Ce livre court signe ma première rencontre avec Mario Conde et je dois dire que j'ai envie de suivre un bout de chemin avec cet enquêteur. Oui, il a un petit problème avec l'alcool, comme tant d'autres policiers. Je dirai que son problème principal est de se procurer un alcool buvable, et non une distillation capable d'intoxiquer toute une population (ou comment il vaut mieux être chimiste si l'on veut vendre de l'alcool). Il est humain, il est humble, car il sait que la résolution d'une enquête ne résoud pas tout : "il était rare que l'élucidation d'une affaire le réjouisse. Au contraire, même : un sentiment d'estocade terminée et un vide qu'il savait éphémère. Une autre histoire sordide l'attendait toujours au coin de la rue".  

 

Cet amateur de littérature (il aurait aimé être écrivain) enquête sur un crime sordide, qui a toutes les apparences d'un crime rituel. Mais Conde ne se laisse pas prendre aux apparences.

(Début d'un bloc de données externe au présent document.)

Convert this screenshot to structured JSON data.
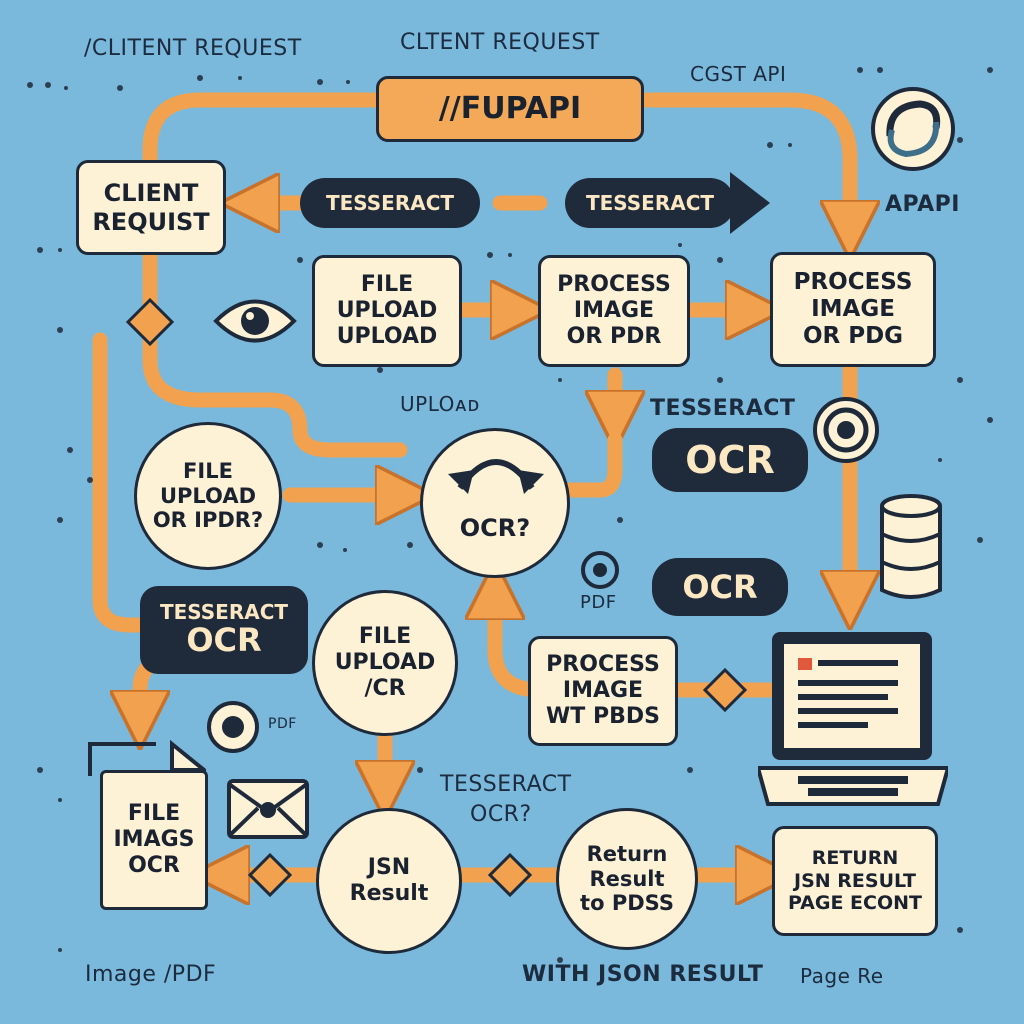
{
  "labels": {
    "client_request_left": "/CLITENT REQUEST",
    "client_request_top": "CLTENT REQUEST",
    "cost_api": "CGST API",
    "apapi": "APAPI",
    "upload_note": "UPLOᴀᴅ",
    "tesseract_mid": "TESSERACT",
    "pdf_note": "PDF",
    "pdf_small": "PDF",
    "tesseract_ocr_q_1": "TESSERACT",
    "tesseract_ocr_q_2": "OCR?",
    "image_pdf_footer": "Image /PDF",
    "json_result_footer": "WITH JSON RESULT",
    "page_footer": "Page Re"
  },
  "nodes": {
    "fupapi": "//FUPAPI",
    "client_request": "CLIENT\nREQUIST",
    "file_upload_upload": "FILE\nUPLOAD\nUPLOAD",
    "process_image_pdr": "PROCESS\nIMAGE\nOR PDR",
    "process_image_pdg": "PROCESS\nIMAGE\nOR PDG",
    "file_upload_ipdr": "FILE\nUPLOAD\nOR IPDR?",
    "ocr_center": "OCR?",
    "file_upload_ocr": "FILE\nUPLOAD\n/CR",
    "process_image_pbds": "PROCESS\nIMAGE\nWT PBDS",
    "file_image_ocr": "FILE\nIMAGS\nOCR",
    "json_result": "JSN\nResult",
    "return_result_pdss": "Return\nResult\nto PDSS",
    "return_json_result": "RETURN\nJSN RESULT\nPAGE ECONT"
  },
  "pills": {
    "tesseract_left": "TESSERACT",
    "tesseract_right": "TESSERACT",
    "ocr_big": "OCR",
    "ocr_mid": "OCR",
    "tesseract_stack_1": "TESSERACT",
    "tesseract_stack_2": "OCR"
  },
  "icons": [
    "eye-icon",
    "refresh-arrows-icon",
    "target-icon",
    "swirl-logo-icon",
    "database-icon",
    "laptop-icon",
    "document-icon",
    "envelope-icon",
    "file-stack-icon",
    "pdf-icon"
  ],
  "colors": {
    "background": "#7ab8dc",
    "arrow": "#f2a24e",
    "arrow_stroke": "#c8722b",
    "node_fill": "#fdf1d6",
    "node_stroke": "#1e2a3a",
    "pill_fill": "#1f2a3b",
    "pill_text": "#fbe7c2",
    "fupapi_fill": "#f4a958"
  }
}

II constate, s'appuie sur des preuves - nous sommes loin des experts, l'autopsie n'est plus un morceau de bravoure où chacun démontre son savoir, elle est un élément qui participe à la résolution de l'enquête, sans rajouter au caractère sanglant de l'affaire, ni retarder la narration. 

 

Conde est humble car il avoue son ignorance, il avoue ne connaître de la communauté chinoise que des clichés, bien que son lieutenant soit une métisse chinoise et que son père, dont il demande l'aide, soit un ami proche. Il découvre, et le lecteur avec lui, les raisons de leur arrivée à Cuba, leur rêve, leurs désespoirs, leurs tragédies, leur courage aussi. La terre promise n'a que rarement tenue ses promesses, le lieutenant Patricia Chion est une exception.

 

Dans un roman où le passé, le présent, le rêve et les cauchemards se confondent, les absents et les fantômes rejoignent Condé jusque dans ses rêves. Qu'il parvienne à trouver l'oubli.